The other component that will make ring management strategies viable are rapid outpatient treatments, such as the soon to get EUA oral antiviral, Molnupiravir. Already released data on early treatment of COVID is demonstrating significant decreases in bad outcomes and additional data, not yet available, is hoped to demonstrate a reduction in duration of infectivity, which could mean significant reductions in home isolation times for people with COVID. An additional study is ongoing for post-exposure prophylaxis. If this study pans out, then combining rapid testing to identify and treat cases early, with ring management strategies to identify contacts and provide post-exposure prophylaxis will all work together to break the back of the epidemic once and for all. There were some early concerns on DNA mutation possibilities with Molnupiravir, so the safety profile and ongoing animal testing will be very important to decide if this drug can be a viable part of the strategy.

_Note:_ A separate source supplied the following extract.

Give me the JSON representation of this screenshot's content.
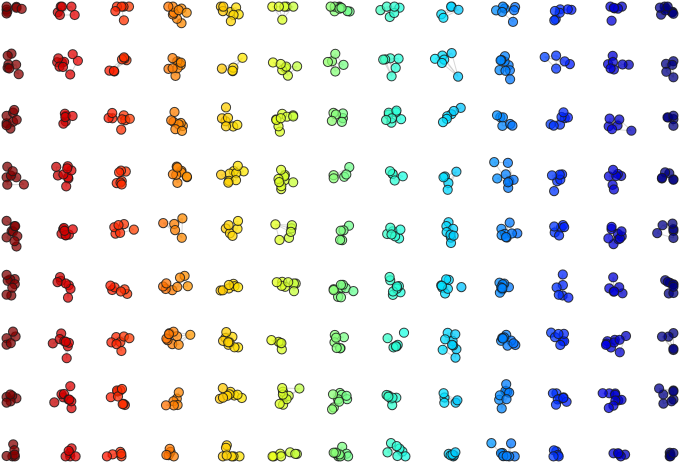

One last component that is needed to finally get us through this, is vaccination of the last major group of as-yet unvaccinated people who provide a reservoir for the disease. This is, of course, younger children, below age 12. It still looks like November is on track for the grade-school-aged kids, and possibly the first of the year for the pre-school group. Once we get the grade-school age kids, highly vaccinated, then putting this together with the strategies outlined above should end this.
When is that all going to happen? Remembering that approval of a vaccine or anti-viral is just a first step and that weeks or months are required to field these new capabilities in adequate quantities, we’re probably looking at early Spring as to when we may be able to call this active phase of the epidemic over, at least in economically developed countries.